Business Other News 22 Nov 2019 Viscose yarn imports ...

Viscose yarn imports soar on dumping

DECCAN CHRONICLE. | SANGEETHA G
Published Nov 22, 2019, 12:37 am IST
Updated Nov 22, 2019, 12:37 am IST
India is self-sufficient in yarn and it does not need imports.
According to Rakesh Mehra, Convenor, CITI’s Sub-Committee on Man-Made Fibre & Yarn, the inverted duty structure in viscose yarn and fibre also has led to the situation.
 According to Rakesh Mehra, Convenor, CITI’s Sub-Committee on Man-Made Fibre & Yarn, the inverted duty structure in viscose yarn and fibre also has led to the situation.

Chennai: Import of viscose yarn has shot up close to 200 per cent since May as China and Indonesia are dumping cheaper yarn into the Indian market. The industry is in a catch-22 situation while demanding increase in duties to check heightened imports, as it would work against the competitiveness in the downstream segments.

Between May and September this year, the country has imported 14,510,000 kg of viscose yarn, 195 per cent higher than 4,920,000 kg imported in the same period last year. Since May, imports have been drastically going up, with July witnessing a 342 per cent growth in imports and August seeing an 816 per cent rise.

 

‘Since the US-China trade war started slowing down the demand for viscose yarn globally, India has been increasingly witnessing dumping of viscose yarn. China and Indonesia have been dumping cheaper yarn into the country, thus ,affecting the spinning industry severely,” said Sanjay Jain, former chairman of the Confederation of Indian Textile Industry (CITI)

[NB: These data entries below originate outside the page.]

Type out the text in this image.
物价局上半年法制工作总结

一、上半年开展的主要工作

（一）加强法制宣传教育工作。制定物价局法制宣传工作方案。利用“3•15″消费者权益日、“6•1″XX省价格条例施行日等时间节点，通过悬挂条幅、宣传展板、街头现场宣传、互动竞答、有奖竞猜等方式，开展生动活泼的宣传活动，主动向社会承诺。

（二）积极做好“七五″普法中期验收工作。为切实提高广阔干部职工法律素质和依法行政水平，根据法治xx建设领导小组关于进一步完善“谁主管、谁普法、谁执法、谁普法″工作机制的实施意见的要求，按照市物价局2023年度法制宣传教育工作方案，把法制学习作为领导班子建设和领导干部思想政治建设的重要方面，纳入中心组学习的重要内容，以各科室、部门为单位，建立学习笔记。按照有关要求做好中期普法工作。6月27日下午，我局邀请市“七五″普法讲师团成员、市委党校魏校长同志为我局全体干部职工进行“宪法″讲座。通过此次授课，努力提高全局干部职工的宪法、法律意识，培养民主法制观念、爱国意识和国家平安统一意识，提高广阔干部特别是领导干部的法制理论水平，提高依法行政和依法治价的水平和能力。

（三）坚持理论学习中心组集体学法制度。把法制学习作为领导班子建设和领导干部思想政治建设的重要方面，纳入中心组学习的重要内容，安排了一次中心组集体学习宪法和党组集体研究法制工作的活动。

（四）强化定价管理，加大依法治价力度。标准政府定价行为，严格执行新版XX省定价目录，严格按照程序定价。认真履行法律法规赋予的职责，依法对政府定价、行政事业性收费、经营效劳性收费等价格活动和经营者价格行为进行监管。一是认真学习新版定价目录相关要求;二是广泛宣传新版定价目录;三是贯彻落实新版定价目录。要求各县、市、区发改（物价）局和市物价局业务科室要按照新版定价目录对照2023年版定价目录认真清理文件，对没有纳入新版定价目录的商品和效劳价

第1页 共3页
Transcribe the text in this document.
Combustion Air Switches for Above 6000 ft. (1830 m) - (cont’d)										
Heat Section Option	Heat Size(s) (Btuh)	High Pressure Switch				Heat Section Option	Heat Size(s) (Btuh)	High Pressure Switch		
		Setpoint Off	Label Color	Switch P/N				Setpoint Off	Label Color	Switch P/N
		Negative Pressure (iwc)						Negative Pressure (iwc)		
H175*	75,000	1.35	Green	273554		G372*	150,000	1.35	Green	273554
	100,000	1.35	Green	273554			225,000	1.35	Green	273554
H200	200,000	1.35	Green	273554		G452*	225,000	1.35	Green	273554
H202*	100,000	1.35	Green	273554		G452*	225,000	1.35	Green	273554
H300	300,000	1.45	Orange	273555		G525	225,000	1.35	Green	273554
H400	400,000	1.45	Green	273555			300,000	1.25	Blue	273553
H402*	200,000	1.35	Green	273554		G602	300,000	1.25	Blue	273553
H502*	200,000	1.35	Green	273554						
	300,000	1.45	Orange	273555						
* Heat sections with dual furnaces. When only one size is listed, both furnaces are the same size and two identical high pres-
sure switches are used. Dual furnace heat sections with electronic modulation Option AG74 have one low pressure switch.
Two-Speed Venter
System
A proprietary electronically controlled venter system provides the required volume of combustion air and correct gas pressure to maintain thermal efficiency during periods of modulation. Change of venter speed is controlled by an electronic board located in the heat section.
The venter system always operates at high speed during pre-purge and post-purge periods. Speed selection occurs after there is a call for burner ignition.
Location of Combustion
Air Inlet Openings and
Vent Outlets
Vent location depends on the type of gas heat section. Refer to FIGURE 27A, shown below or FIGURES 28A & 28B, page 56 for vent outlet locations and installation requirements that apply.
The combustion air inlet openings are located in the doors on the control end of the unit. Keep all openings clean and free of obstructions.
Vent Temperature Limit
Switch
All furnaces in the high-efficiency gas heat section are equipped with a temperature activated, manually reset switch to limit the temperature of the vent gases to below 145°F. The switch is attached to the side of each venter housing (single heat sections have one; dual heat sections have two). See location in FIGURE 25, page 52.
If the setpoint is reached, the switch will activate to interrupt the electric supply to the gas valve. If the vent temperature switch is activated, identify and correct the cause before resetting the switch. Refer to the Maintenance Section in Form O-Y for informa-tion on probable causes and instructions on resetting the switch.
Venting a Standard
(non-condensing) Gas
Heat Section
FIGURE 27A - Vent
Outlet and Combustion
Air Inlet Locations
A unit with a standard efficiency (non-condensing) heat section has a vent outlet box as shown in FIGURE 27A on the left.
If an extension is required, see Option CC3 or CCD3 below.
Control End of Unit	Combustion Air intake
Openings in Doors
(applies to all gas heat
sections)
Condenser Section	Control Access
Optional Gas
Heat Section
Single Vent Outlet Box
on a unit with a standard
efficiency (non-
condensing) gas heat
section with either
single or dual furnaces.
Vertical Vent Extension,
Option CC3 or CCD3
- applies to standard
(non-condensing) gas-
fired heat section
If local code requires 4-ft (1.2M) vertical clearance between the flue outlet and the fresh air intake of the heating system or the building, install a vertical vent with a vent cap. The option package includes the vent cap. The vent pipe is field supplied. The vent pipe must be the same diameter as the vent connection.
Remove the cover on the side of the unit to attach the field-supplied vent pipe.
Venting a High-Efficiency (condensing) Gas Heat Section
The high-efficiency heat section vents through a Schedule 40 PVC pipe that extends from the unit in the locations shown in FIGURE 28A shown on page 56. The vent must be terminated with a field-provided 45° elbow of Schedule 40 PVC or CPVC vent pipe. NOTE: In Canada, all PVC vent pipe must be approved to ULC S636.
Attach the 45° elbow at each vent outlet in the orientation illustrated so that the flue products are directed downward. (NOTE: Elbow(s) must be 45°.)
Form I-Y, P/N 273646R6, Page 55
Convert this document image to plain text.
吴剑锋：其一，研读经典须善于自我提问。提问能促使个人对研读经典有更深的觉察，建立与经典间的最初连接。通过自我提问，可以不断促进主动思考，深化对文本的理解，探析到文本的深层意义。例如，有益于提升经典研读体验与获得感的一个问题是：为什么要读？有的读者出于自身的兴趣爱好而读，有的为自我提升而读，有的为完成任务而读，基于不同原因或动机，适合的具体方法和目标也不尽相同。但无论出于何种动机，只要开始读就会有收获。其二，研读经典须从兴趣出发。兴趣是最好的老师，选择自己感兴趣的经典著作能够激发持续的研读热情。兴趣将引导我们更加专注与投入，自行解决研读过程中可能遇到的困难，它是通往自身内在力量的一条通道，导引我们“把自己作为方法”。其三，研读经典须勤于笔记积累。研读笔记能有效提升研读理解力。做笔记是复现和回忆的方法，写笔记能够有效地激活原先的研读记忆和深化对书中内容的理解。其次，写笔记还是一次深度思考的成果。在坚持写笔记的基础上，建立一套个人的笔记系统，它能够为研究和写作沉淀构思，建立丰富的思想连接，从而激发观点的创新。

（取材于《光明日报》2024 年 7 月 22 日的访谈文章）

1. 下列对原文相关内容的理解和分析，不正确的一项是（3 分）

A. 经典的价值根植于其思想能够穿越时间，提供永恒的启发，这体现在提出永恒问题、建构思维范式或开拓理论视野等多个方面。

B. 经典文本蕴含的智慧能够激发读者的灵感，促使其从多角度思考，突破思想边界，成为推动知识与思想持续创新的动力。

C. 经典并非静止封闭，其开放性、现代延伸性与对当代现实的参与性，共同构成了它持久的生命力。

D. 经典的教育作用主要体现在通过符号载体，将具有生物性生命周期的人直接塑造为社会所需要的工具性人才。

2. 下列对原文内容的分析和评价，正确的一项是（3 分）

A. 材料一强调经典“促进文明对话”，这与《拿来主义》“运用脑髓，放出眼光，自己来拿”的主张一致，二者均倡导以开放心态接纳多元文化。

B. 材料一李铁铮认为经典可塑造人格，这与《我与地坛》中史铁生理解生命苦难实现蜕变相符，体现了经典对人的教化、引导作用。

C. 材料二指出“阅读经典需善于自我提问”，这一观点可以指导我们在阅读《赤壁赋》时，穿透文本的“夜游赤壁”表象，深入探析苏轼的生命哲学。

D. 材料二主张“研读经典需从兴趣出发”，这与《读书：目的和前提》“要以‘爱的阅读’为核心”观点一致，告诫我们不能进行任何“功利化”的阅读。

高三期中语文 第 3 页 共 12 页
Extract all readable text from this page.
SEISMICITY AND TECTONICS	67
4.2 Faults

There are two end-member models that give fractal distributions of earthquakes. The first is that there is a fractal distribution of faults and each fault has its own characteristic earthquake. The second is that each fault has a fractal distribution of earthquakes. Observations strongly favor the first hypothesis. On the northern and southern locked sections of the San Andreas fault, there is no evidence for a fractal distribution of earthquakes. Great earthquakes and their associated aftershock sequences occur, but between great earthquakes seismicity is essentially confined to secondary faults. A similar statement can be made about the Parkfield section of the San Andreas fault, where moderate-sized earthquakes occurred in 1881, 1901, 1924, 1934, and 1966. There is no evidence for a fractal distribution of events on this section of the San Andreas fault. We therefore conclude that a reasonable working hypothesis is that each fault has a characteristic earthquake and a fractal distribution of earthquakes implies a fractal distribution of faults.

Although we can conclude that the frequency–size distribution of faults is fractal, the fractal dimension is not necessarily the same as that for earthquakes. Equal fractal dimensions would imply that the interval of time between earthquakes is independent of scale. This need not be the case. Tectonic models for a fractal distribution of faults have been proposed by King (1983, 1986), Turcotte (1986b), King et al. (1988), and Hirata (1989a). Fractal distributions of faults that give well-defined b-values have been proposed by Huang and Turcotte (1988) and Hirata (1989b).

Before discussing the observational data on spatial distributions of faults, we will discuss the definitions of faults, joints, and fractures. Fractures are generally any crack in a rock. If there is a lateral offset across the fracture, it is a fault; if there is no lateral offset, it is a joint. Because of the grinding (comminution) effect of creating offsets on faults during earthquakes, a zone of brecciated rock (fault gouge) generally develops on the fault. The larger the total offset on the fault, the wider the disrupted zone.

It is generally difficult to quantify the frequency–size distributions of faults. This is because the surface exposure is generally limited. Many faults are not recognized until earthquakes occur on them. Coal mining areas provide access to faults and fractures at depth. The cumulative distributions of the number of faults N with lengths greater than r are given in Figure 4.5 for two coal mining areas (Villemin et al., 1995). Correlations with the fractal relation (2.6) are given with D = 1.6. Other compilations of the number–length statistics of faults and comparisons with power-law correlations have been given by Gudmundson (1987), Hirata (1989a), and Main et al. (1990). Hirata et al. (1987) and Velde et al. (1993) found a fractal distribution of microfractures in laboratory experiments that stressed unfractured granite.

According to Rakesh Mehra, Convenor, CITI’s Sub-Committee on Man-Made Fibre & Yarn, the inverted duty structure in viscose yarn and fibre also has led to the situation. “For viscose fibre, India levies import duty as well as anti-dumping duty, which leads to a total tax incidence of around 20 per cent, whereas yarn attracts only 5.5 per cent import duty. This makes importing yarn cheaper than getting domestically produced costlier fibre,” he said.

India is self-sufficient in yarn and it does not need imports. “While most of the spinning mills are running on lower capacity, some smaller mills in south India are facing a tough time,” he said. Availability of cheaper viscose yarn will also affect cotton yarn demand as fabric-makers will use more viscose than cotton in their products.

The industry has requested the government to levy anti-dumping duty on yarn as well. “We want the total tax incidence to be 15 per cent or at least 10 per cent on yarn to deter increasing imports,” said Jain.

But this has put the industry in a difficult situation. If the yarn duties are increased, either fabric imports will go up or the entire value chain will become costlier, affecting the competitiveness of Indian products in the global market. But if the duties remain the same, imports will continue to impact the domestic spinning industry.

“Ideally, there should not be anti-dumping duty in any segment to keep the prices under check down the value chain,” said Mehra.